Pestizide Obst Gemüse

Regina Aschmann von der Verbraucherzentrale Bremen

Pestizide in Obst und Gemüse: Was ist drin? Wieviel? Wie meiden?

Gibt es Unterschiede bei den eingesetzten Pestiziden, je nachdem ob das Obst und Gemüse in Deutschland, in der EU, in der Schweiz oder in anderen Ländern angebaut wird?

Ja, es gibt Unterschiede – sogar innerhalb der EU. In den südeuropäischen Ländern herrschen andere Wachstumsbedingungen als bei uns oder in noch nördlicheren Ländern.
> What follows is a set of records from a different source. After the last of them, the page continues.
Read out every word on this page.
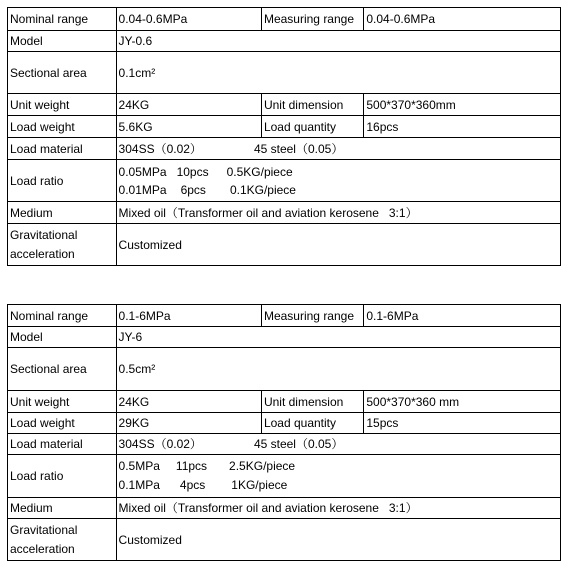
Nominal range	0.04-0.6MPa	Measuring range	0.04-0.6MPa
Model	JY-0.6		
Sectional area	0.1cm²		
Unit weight	24KG	Unit dimension	500*370*360mm
Load weight	5.6KG	Load quantity	16pcs
Load material	304SS（0.02） 45 steel（0.05）		
Load ratio	0.05MPa 10pcs 0.5KG/piece
0.01MPa 6pcs 0.1KG/piece		

Medium	Mixed oil（Transformer oil and aviation kerosene   3:1）		

Gravitational
acceleration	Customized		
Nominal range	0.1-6MPa	Measuring range	0.1-6MPa
Model	JY-6		
Sectional area	0.5cm²		
Unit weight	24KG	Unit dimension	500*370*360 mm
Load weight	29KG	Load quantity	15pcs
Load material	304SS（0.02） 45 steel（0.05）		
Load ratio	0.5MPa 11pcs 2.5KG/piece
0.1MPa 4pcs 1KG/piece		

Medium	Mixed oil（Transformer oil and aviation kerosene   3:1）		

Gravitational
acceleration	Customized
Die EU hat dies bei der Gesetzgebung zum Einsatz von Pestiziden berücksichtigt. Wichtig ist jedoch, dass die Zulassung, Anwendung und die Gehalte an Pestizidrückständen EU-weit geregelt sind.

Zwischen der Schweiz und der EU gibt es in vielen Bereichen bilaterale Abkommen, so auch beim Pflanzenschutz. Das heißt, die Situation in der Schweiz ist mit der in der EU vergleichbar.

Aus anderen Drittstaaten können jedoch hoch belastete Lebensmittel wie zum Beispiel frische Kräuter aus den Palästinensischen Autonomiegebieten, aus der Türkei, Thailand oder Kambodscha in unseren Geschäften landen. Da es für Kräuter – im Gegensatz zu den meisten anderen Obst- und Gemüsearten – keine verpflichtenden Herkunftsangaben gibt, ist die Bevorzugung heimischer Kräuter nicht so einfach, es sei denn, der Hersteller ist bekannt.

Untersuchungen belegen immer wieder, dass Lebensmittel aus Drittstaaten deutlich höher belastet sein können als in der EU.

Wie hoch ist der Anteil an Pestiziden noch, wenn Obst und Gemüse auf dem Teller des Verbrauchers landen? Hilft Schälen und Waschen?

Das lässt sich nicht pauschal beantworten. Gründliches Waschen hilft – aber nur bei den Rückständen, die sich außen befinden. Ein weiterer Faktor ist die jeweilige Empfindlichkeit: Weintrauben oder Äpfel lassen sich gut durch kräftiges Reiben zwischen den Händen unter heißem Wasser abwaschen. Bei Erdbeeren oder Salatblättern wird es schon schwieriger. Schälen sollte man Äpfel und Birnen möglichst nicht – direkt unter der Schale befinden sich die meisten Inhaltsstoffe. Obwohl die Schalen von Apfelsinen und Bananen nicht verzehrt werden, sollten sie – so merkwürdig es auch klingt- vor dem Schälen gründlich gewaschen werden.  Dadurch wird verhindert, dass Rückstände von den Händen auf das Fruchtfleisch gelangen.